(Reuters) - Jakks Pacific Inc’s (JAKK.O) shareholder Clinton Group Inc has asked the toy maker’s board to run an auction to sell the company, a week after Jakks took steps to resist takeover attempts.
In September, Oaktree Capital Management, which owns 5 percent of Jakks stock, made public an unsolicited $20-a-share cash bid for the company.
Jakks had rejected Oaktree’s proposal, calling the $670 million bid “inadequate.” Earlier this month, the company adopted a poison pill, which would trigger a rights agreement if any party bought 10 percent of its stock.

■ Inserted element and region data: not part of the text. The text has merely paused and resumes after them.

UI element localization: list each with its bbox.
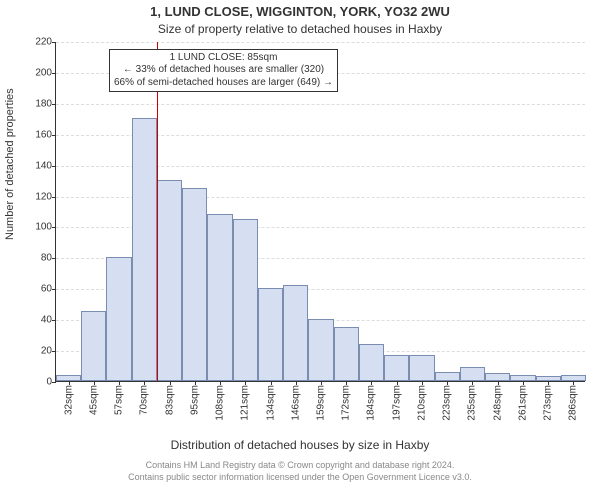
footer-attribution: Contains HM Land Registry data © Crown c… [0,460,600,483]
marker-line [157,42,158,381]
x-tick-label: 83sqm [164,385,175,415]
annotation-box: 1 LUND CLOSE: 85sqm← 33% of detached hou… [109,49,338,93]
x-tick-label: 57sqm [114,385,125,415]
y-tick-label: 80 [41,253,52,264]
histogram-bar [384,355,409,381]
histogram-bar [157,180,182,381]
x-tick-label: 248sqm [492,385,503,421]
y-tick-label: 20 [41,346,52,357]
x-tick-label: 146sqm [290,385,301,421]
x-tick-label: 172sqm [341,385,352,421]
y-tick-mark [52,289,56,290]
x-tick-label: 273sqm [543,385,554,421]
footer-line-2: Contains public sector information licen… [0,472,600,484]
histogram-bar [207,214,232,381]
chart-container: 1, LUND CLOSE, WIGGINTON, YORK, YO32 2WU… [0,0,600,500]
histogram-bar [485,373,510,381]
histogram-bar [409,355,434,381]
chart-title-line2: Size of property relative to detached ho… [0,22,600,36]
x-tick-label: 261sqm [517,385,528,421]
x-tick-label: 235sqm [467,385,478,421]
y-tick-mark [52,197,56,198]
y-tick-mark [52,166,56,167]
gridline [56,42,585,43]
y-tick-label: 120 [35,191,52,202]
x-axis-label: Distribution of detached houses by size … [0,438,600,452]
y-tick-label: 200 [35,67,52,78]
x-tick-label: 121sqm [240,385,251,421]
histogram-bar [283,285,308,381]
annotation-line-1: ← 33% of detached houses are smaller (32… [114,64,333,77]
annotation-line-0: 1 LUND CLOSE: 85sqm [114,52,333,65]
histogram-bar [435,372,460,381]
y-tick-mark [52,258,56,259]
y-tick-label: 0 [46,377,52,388]
y-tick-mark [52,382,56,383]
histogram-bar [106,257,131,381]
plot-area: 02040608010012014016018020022032sqm45sqm… [55,42,585,382]
histogram-bar [81,311,106,381]
histogram-bar [132,118,157,381]
y-tick-label: 60 [41,284,52,295]
histogram-bar [258,288,283,381]
histogram-bar [233,219,258,381]
annotation-line-2: 66% of semi-detached houses are larger (… [114,77,333,90]
y-tick-label: 220 [35,37,52,48]
histogram-bar [308,319,333,381]
y-tick-mark [52,227,56,228]
footer-line-1: Contains HM Land Registry data © Crown c… [0,460,600,472]
x-tick-label: 159sqm [316,385,327,421]
gridline [56,104,585,105]
y-tick-mark [52,42,56,43]
x-tick-label: 108sqm [215,385,226,421]
y-tick-mark [52,320,56,321]
y-tick-label: 100 [35,222,52,233]
x-tick-label: 286sqm [568,385,579,421]
y-tick-label: 140 [35,160,52,171]
chart-title-line1: 1, LUND CLOSE, WIGGINTON, YORK, YO32 2WU [0,4,600,19]
x-tick-label: 70sqm [139,385,150,415]
y-tick-label: 40 [41,315,52,326]
y-tick-label: 180 [35,98,52,109]
x-tick-label: 45sqm [88,385,99,415]
histogram-bar [334,327,359,381]
histogram-bar [460,367,485,381]
x-tick-label: 197sqm [391,385,402,421]
x-tick-label: 184sqm [366,385,377,421]
histogram-bar [182,188,207,381]
x-tick-label: 223sqm [442,385,453,421]
y-tick-mark [52,135,56,136]
histogram-bar [359,344,384,381]
x-tick-label: 134sqm [265,385,276,421]
y-axis-label: Number of detached properties [4,88,16,240]
y-tick-mark [52,104,56,105]
y-tick-mark [52,351,56,352]
y-tick-mark [52,73,56,74]
x-tick-label: 32sqm [63,385,74,415]
x-tick-label: 210sqm [416,385,427,421]
y-tick-label: 160 [35,129,52,140]
x-tick-label: 95sqm [189,385,200,415]
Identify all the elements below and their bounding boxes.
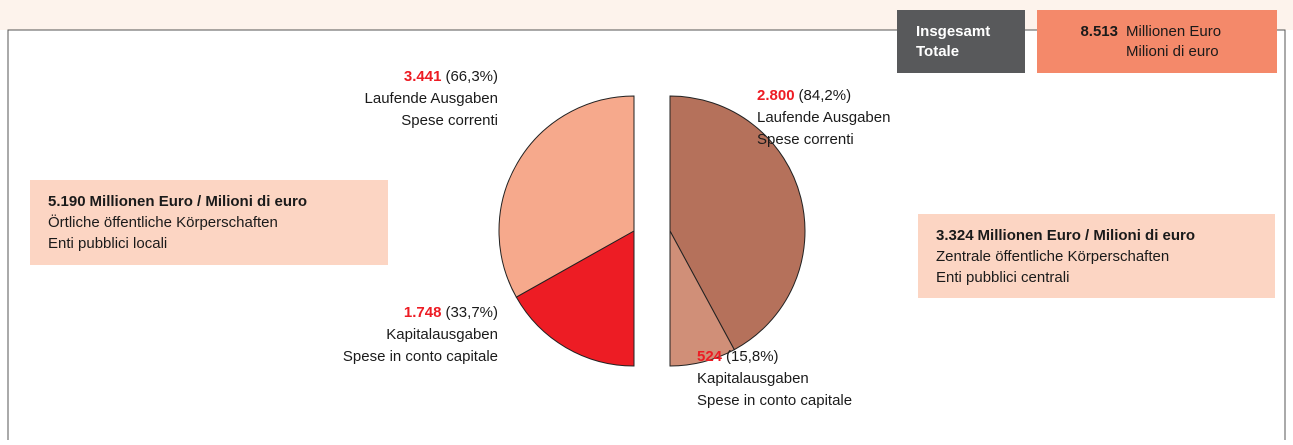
slice-value: 524 — [697, 348, 723, 365]
pie-slice — [669, 230, 735, 367]
slice-category-it: Spese correnti — [401, 112, 498, 129]
slice-percent: (33,7%) — [445, 304, 498, 321]
group-name: Örtliche öffentliche Körperschaften — [48, 213, 278, 231]
slice-percent: (66,3%) — [445, 68, 498, 85]
group-total: 5.190 Millionen Euro / Milioni di euro — [48, 193, 307, 210]
total-value: 8.513 — [1080, 23, 1118, 40]
group-box — [30, 180, 388, 265]
slice-value: 2.800 — [757, 87, 795, 104]
slice-category: Kapitalausgaben — [697, 370, 809, 387]
group-total: 3.324 Millionen Euro / Milioni di euro — [936, 227, 1195, 244]
pie-slice — [515, 230, 635, 367]
group-total-unit: Millionen Euro / Milioni di euro — [978, 227, 1196, 244]
group-name: Zentrale öffentliche Körperschaften — [936, 248, 1169, 265]
group-total-unit: Millionen Euro / Milioni di euro — [90, 193, 308, 210]
slice-value: 3.441 — [404, 68, 442, 85]
slice-value-label: 2.800 (84,2%) — [757, 87, 851, 104]
slice-percent: (84,2%) — [799, 87, 852, 104]
group-name: Enti pubblici locali — [48, 235, 167, 252]
total-title-box — [897, 10, 1025, 73]
pie-slice — [669, 95, 806, 351]
total-unit: Millionen Euro — [1126, 23, 1221, 40]
slice-value: 1.748 — [404, 304, 442, 321]
group-total-value: 3.324 — [936, 227, 974, 244]
total-value-box — [1037, 10, 1277, 73]
slice-category: Laufende Ausgaben — [365, 90, 498, 107]
slice-category-it: Spese in conto capitale — [343, 348, 498, 365]
total-unit: Milioni di euro — [1126, 43, 1219, 60]
slice-category: Kapitalausgaben — [386, 326, 498, 343]
slice-category-it: Spese correnti — [757, 131, 854, 148]
group-name: Enti pubblici centrali — [936, 269, 1069, 286]
slice-category-it: Spese in conto capitale — [697, 392, 852, 409]
slice-value-label: 3.441 (66,3%) — [404, 68, 498, 85]
frame — [7, 29, 1286, 440]
total-title: Insgesamt — [916, 23, 990, 40]
pie-slice — [498, 95, 635, 298]
slice-value-label: 524 (15,8%) — [697, 348, 779, 365]
slice-value-label: 1.748 (33,7%) — [404, 304, 498, 321]
group-box — [918, 214, 1275, 298]
total-title: Totale — [916, 43, 959, 60]
group-total-value: 5.190 — [48, 193, 86, 210]
slice-percent: (15,8%) — [726, 348, 779, 365]
slice-category: Laufende Ausgaben — [757, 109, 890, 126]
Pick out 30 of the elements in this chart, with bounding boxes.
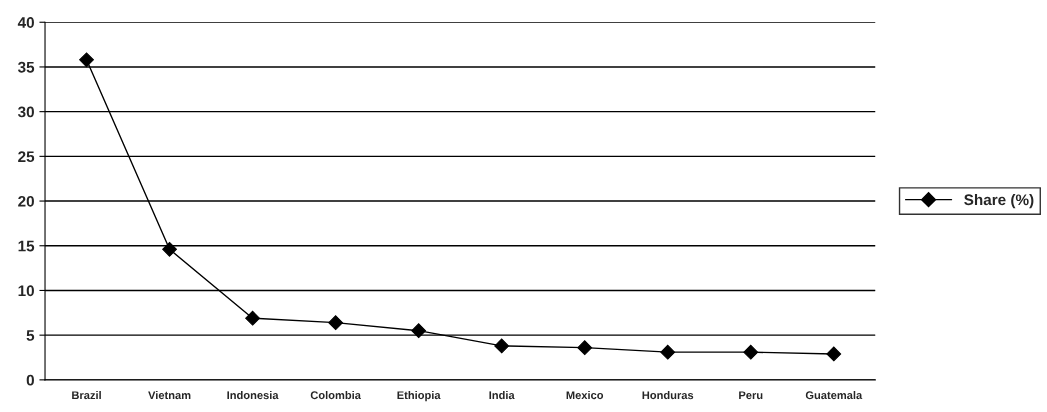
- y-tick-label: 5: [26, 330, 35, 341]
- x-tick-label: Honduras: [642, 390, 694, 400]
- y-tick-label: 20: [18, 195, 34, 207]
- y-tick-label: 15: [18, 240, 35, 252]
- point: [826, 346, 842, 362]
- point: [79, 52, 94, 68]
- point: [411, 323, 427, 339]
- point: [494, 338, 510, 354]
- x-tick-label: Brazil: [72, 390, 101, 400]
- point: [577, 340, 593, 356]
- x-tick-label: Colombia: [310, 390, 361, 400]
- point: [245, 310, 260, 326]
- y-tick-label: 10: [18, 285, 34, 297]
- x-tick-label: Vietnam: [148, 390, 191, 400]
- y-tick-label: 40: [17, 17, 34, 28]
- y-tick-label: 0: [26, 374, 34, 386]
- x-tick-label: Guatemala: [805, 390, 863, 400]
- y-tick-label: 30: [17, 106, 34, 118]
- y-tick-label: 25: [18, 151, 35, 163]
- x-tick-label: Mexico: [566, 390, 604, 400]
- legend-label: Share (%): [964, 193, 1034, 209]
- point: [743, 344, 759, 360]
- x-tick-label: India: [489, 390, 515, 400]
- point: [328, 315, 344, 331]
- point: [162, 241, 177, 257]
- y-tick-label: 35: [17, 61, 35, 73]
- x-tick-label: Indonesia: [227, 390, 279, 400]
- x-tick-label: Ethiopia: [397, 390, 441, 402]
- x-tick-label: Peru: [739, 391, 763, 400]
- point: [660, 344, 676, 360]
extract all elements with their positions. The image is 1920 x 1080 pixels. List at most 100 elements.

Clinton Group, which along with its affiliates owns about 2.4 percent of Jakks’ common stock, said in a letter to Jakks that it should review its options and consider the interest from Oaktree or any other party.
Clinton Group also said it expects Jakks’ board to allow any interested buyer to bring proposals directly to shareholders.
The shareholder group said it was “dismayed” at the board’s decision to adopt a poison pill, and added that the company’s stock was trading at a large discount to Oaktree’s initial proposal.
Shares of Jakks, which makes products under brands such as Pokemon, Hello Kitty and The Smurfs, were trading at $16.69 on Wednesday on the Nasdaq, about 17 percent below Oaktree’s offer price.
Clinton Group also said one of its affiliates intends to seek support from other stockholders for its proposals to protect shareholder interests and ensure a board “focused on creating value for the company’s shareholders.”